Yassamin Ansari, who is stepping down as vice mayor of Phoenix to run for Congress, spent years working on climate policy at the United Nations and with nonprofits before running for office. Ansari, who was supported by Run For Something, brought that experience to elected office and, as a city council member, helped champion Phoenix’s first climate action plan.
“We got to work immediately on our first ever climate action plan and we worked hand in hand with the city staff in our environmental programs department to make many of the goals within that plan much more ambitious than they originally were,” Ansari said, citing heat mitigation efforts and transportation electrification, especially for communities in “historically underserved areas of the district.”
“I was very proactive in making sure that we tried to save as many lives as possible over the summer months by bringing out cooling buses for our shelter residents. We set up a lot of cooling centers.

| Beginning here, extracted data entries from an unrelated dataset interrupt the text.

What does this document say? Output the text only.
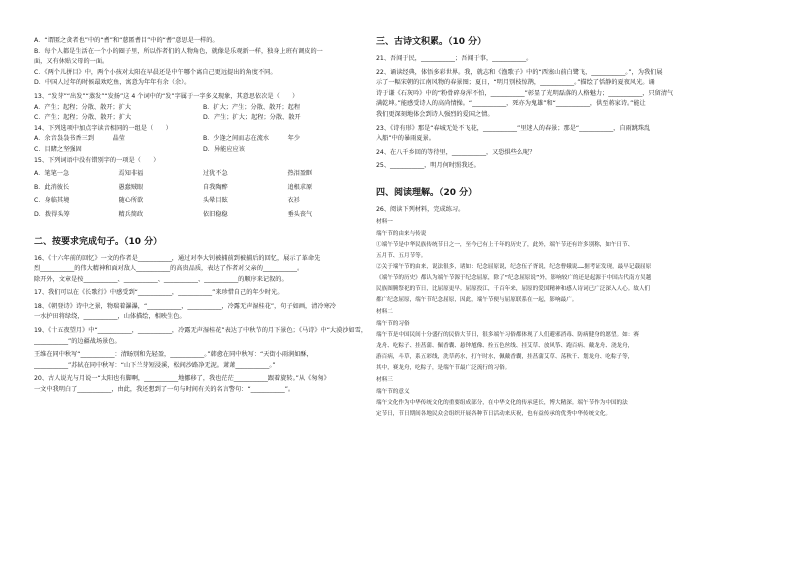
A．“谓匿之贪者也”中的“耆”和“慈匿耆目”中的“耆”意思是一样的。
B．每个人都是生活在一个小的圈子里，所以作者们的人物角色，就像是乐观新一样，独身上班有调皮的一
面，又有休贴父母的一面。
C．《两个儿拼目》中，两个小孩对太阳在早晨还是中午哪个离自己更远提出的角度不同。
D．中国人过年的时候最欢吃鱼，寓意为年年有余（余）。
13、“发芽”“出发”“蒸发”“发扬”这 4 个词中的“发”字属于一字多义现象，其意思依次是（　　）
A．产生；起程；分散、散开；扩大	B．扩大；产生；分散、散开；起程
C．产生；起程；分散、散开；扩大	D．产生；扩大；起程；分散、散开
14、下列选项中加点字读音相同的一组是（　　）
A．余音袅袅书香三到　　　晶莹	B．少逢之间而志在流水　　　年少
C．目睹之坚强固	D．异能应应该
15、下列词语中没有错别字的一项是（　　）
A．笔笔一急	焉知非福	过犹不急	热泪盈眶
B．此消彼长	愚蠢贼眼	自我陶醉	追根求原
C．身临其境	随心所欲	头晕目眩	衣衫
D．拨得头筹	精兵简政	依旧稳稳	垂头丧气
二、按要求完成句子。（10 分）
16、《十六年前的回忆》一文的作者是___________，通过对李大钊被捕前到被捕后的回忆，展示了革命先
烈___________的伟大精神和面对敌人___________的高贵品质，表达了作者对父亲的___________。
除开外，文章是按___________、___________、___________、___________的顺序来记叙的。
17、我们可以在《长歌行》中感受到“___________，___________”来珍惜自己的年少时光。
18、《朝登诗》诗中之景，物瑞着瀑瀑，“___________，___________，冷露无声湿桂花”，句子如画，清冷寒冷
一水护田将绿绕，___________，山体描绘，相映生色。
19、《十五夜望月》中“___________，___________，冷露无声湿桂花”表达了中秋节的月下景色；《马诗》中“大漠沙如雪，
___________”的边疆战场景色。
王维在同中秋写“___________：清旸别和先轻盈，___________。”韩愈在同中秋写：“天街小雨润如酥，
___________”苏轼在同中秋写：“山下兰芽短浸溪，松间沙路净无泥。萧萧___________。”
20、古人说光与月说一“太阳也有脚啊，___________地挪移了，我也茫茫___________跟着旋转。”从《匆匆》
一文中我明白了___________，由此，我还想到了一句与时间有关的名言警句：“___________”。
三、古诗文积累。（10 分）
21、吾闻于民，___________；吾闻于事，___________。
22、诵读经典，体悟多彩世界。我，就志和《渔歌子》中的“西塞山前白鹭飞，___________。”，为我们展
示了一幅宋朝的江南风物的春景图；夏日，“明月别枝惊鹊，___________。”描绘了恬静的夏夜风光。诵
诗于谦《石灰吟》中的“粉骨碎身浑不怕，___________”彰显了光明磊落的人格魅力；___________，只留清气
满乾坤。”能感受诗人的高尚情操。“___________，死亦为鬼雄”和“___________，供至蒋家诗。”能让
我们更深刻地体会到诗人强烈的爱国之情。
23、《诗有形》那是“春城无处不飞花，___________”里迷人的春景；那是“___________，自雨跳珠乱
入船”中的暴雨夏景。
24、在八千乡回的等待里，___________，又恐惧些么呢？
25、___________，明月何时照我还。
四、阅读理解。（20 分）
26、阅读下列材料，完成练习。
材料一
端午节的由来与传说
①端午节是中华民族传统节日之一，至今已有上千年的历史了，此外，端午节还有许多别称，如午日节、
五月节、五月节等。
②关于端午节的由来，说法很多，诸如：纪念屈原说，纪念伍子胥说，纪念曹娥说……据考证发现，最早记载屈原
《端午节的历史》都认为端午节源于纪念屈原，除了“纪念屈原说”外，影响较广的还是起源于中国古代南方吴越
民族图腾祭祀的节日，比屈原更早。屈原投江，千百年来，屈原的爱国精神和感人诗词已广泛深入人心。故人们
都广纪念屈原，端午节纪念屈原，因此，端午节便与屈原联系在一起，影响最广。
材料二
端午节的习俗
端午节是中国民间十分盛行的民俗大节日，很多端午习俗都体现了人们避邪消毒、防病健身的愿望。如：赛
龙舟、吃粽子、挂菖蒲、佩香囊、悬钟馗像、拴五色丝线、挂艾草、放风筝、跑百病、戴龙舟、浇龙舟，
游百病，斗草，系五彩线，洗草药水，打午时水，佩戴香囊，挂菖蒲艾草、荡秋千、划龙舟、吃粽子等，
其中，赛龙舟，吃粽子，是端午节最广泛流行的习俗。
材料三
端午节的意义
端午文化作为中华传统文化的重要组成部分，在中华文化的传承延长，博大精深。端午节作为中国的法
定节日，节日期间各地民众会组织开展各种节日活动来庆祝，也有益传承的优秀中华传统文化。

And even today, in my final two weeks, I'm working on a heat safety ordinance for workers to protect anyone who works at our airports or on city-funded construction sites from heat illness and otherwise,” she said.
Ansari said she’s hired young constituents who got involved with her office through her work on sustainability, abortion, and LGBTQ+ pride. “I think there are a lot of policies that people have been excited about,” Ansari said. “When Roe v Wade was overturned. I wanted to find any route possible in the city where we could take action. We’re preempted in a lot of ways by our Republican-controlled state legislature, but we worked with Planned Parenthood and other organizations to pass an ordinance in the city that essentially directed our police department to give any calls related to abortion the lowest level of priority. And I think that was one that young people in the district especially were really motivated by.”
“I truly believe that having a young, progressive candidate lower down on the ticket, really does help,” she said.